Whiplash does a wonderful job in melding these two experiences. The relatively 'tame' Laid music shows up (Tomorrow, Homeboy, Avalanche) with some of the electronic Wah Wah explosion I heard in the small club (GreenPeace, Go to the Bank, parts of Play Dead) and we get some additional Eno looping trance stylistics (Watering Hole, Blue Pastures). The end result is a whiplash of musical styles and vocal offerings that are alternatively heavy and light, hopeful and resigned, passive and angry.... quite an emotional rollercoaster.
Add to these the exceptional lyrics throughout --highlighted by the aching social commentary of "Lost a Friend" -- and you get a rare complete listening experience.
- Unlike some other listeners I did not accidently purchase this album, nor was I disappointed. Creative bands continually explore their sound, unlike some bands (ie. Bush). "Whiplash" is different than their CD's "Laid" (which was mellow) or "Millionares" (which is heavy on the synth side), this release boasts powerful guitars, classic James lyrics and a different direction. Overall this reminds me of their Gold Mother disc, which was fun and unpredictable. Their sound is unique to other releases and more resembles the extra songs from their "Best of" CD like Runaground & Destiny Calling. There is more James than Brian Eno on this disc unlike "Laid" or "Pleased to meet you" which were heavily influenced by Eno. If you like the more upbeat James you've heard check this release out. A great selection for the car by the way, especially when driving at high speeds...
- Everyone has his own taste in music, and for that reason it's a very sebjective matter. First of all, I love James. That said, I consider this their best album because it moves me the most.
Of course, if you aren't familiar with James, I recommend The Best Of, which includes three tracks from this disc: Tomorrow, Waltzing Along, and She's a Star. One thing I've noticed about James, though, is that the songs on their albums that appear on The Best Of have a very distinct quality.
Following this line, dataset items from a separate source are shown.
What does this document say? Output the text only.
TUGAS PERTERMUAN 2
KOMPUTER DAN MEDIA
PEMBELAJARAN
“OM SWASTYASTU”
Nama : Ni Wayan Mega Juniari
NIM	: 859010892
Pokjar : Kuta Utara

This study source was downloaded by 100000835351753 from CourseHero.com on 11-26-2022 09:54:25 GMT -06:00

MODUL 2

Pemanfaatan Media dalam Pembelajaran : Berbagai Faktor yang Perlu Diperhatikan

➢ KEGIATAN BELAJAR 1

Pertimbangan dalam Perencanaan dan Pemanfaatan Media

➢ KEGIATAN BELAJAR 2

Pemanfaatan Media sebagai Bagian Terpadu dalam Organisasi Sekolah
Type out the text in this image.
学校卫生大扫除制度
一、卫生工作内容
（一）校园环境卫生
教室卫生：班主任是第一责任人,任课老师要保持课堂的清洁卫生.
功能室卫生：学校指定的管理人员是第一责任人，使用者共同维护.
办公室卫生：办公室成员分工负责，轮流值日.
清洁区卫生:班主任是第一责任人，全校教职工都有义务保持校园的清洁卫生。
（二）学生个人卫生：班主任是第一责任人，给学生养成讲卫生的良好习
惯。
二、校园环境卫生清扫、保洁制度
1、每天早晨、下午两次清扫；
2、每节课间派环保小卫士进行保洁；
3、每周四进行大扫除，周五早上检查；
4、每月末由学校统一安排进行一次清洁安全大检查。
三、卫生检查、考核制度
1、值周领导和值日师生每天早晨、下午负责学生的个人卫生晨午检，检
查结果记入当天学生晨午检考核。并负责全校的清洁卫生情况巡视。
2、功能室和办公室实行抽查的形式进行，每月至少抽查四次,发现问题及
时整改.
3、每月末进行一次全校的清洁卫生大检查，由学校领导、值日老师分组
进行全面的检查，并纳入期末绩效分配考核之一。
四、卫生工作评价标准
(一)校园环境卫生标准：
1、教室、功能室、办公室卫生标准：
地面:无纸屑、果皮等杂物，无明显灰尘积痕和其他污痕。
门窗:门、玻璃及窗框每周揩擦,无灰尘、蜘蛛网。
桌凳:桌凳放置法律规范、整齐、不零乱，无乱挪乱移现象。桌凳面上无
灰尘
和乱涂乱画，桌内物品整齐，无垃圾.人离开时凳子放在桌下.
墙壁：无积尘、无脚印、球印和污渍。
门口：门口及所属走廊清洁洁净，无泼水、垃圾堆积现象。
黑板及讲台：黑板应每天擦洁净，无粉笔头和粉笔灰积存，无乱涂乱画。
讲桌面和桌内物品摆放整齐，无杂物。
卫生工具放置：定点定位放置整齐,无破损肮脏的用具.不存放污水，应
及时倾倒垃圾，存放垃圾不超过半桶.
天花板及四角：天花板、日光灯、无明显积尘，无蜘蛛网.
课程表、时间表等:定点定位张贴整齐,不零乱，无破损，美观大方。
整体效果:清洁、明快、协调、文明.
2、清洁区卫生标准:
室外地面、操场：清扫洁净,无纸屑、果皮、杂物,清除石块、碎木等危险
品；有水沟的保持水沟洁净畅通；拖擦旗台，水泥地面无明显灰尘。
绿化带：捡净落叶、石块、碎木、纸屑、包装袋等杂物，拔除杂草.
And in some ways they give only a slight indication of what each album is like. On Whiplash, the other songs are wonderful and wonderfully different from those three. Lost a Friend is by far my favorite track with it's harpsichord sounds in some parts and great guitar rifts in the others. And moving lyrics that take notice of our absorption in our televisions and the violence we see there from other parts of the world and our own militaries. This album also seems experimental in booming bass rhythms and a dance-like quality (dance club). But that description is poor and don't let it suggest that the lyrics have suffered because of it. The new sound adds just another facet to James (one that you hear more of on Millionaires) that you don't hear on The Best Of, and perhaps wouldn't dream of hearing if you've only heard, say, Laid. Whiplash, except perhaps for the most recent Pleased to Meet You, is James' strongest social critique. While the subject matter can be sad (or saddening)-- like a pleading mother earth (Greenpeace) or a harsh attack on what seems like a materialistic American culture that loses itself in the TV and the mall (Go to the Bank)-- this disc has elements of hope, unfortunately mixed with despair. It opens with a song urging its listeners, no matter how awful things may be, to keep holding on 'til tomorrow, but the album ends with the line "Blue Pastures fade away." This is a good album. Some apparently disagree with me, but I consider this essential James. It's proved, to me, even more essential than The Best Of, but, of course, I'd still recommend that as the place to start for those who haven't heard of James.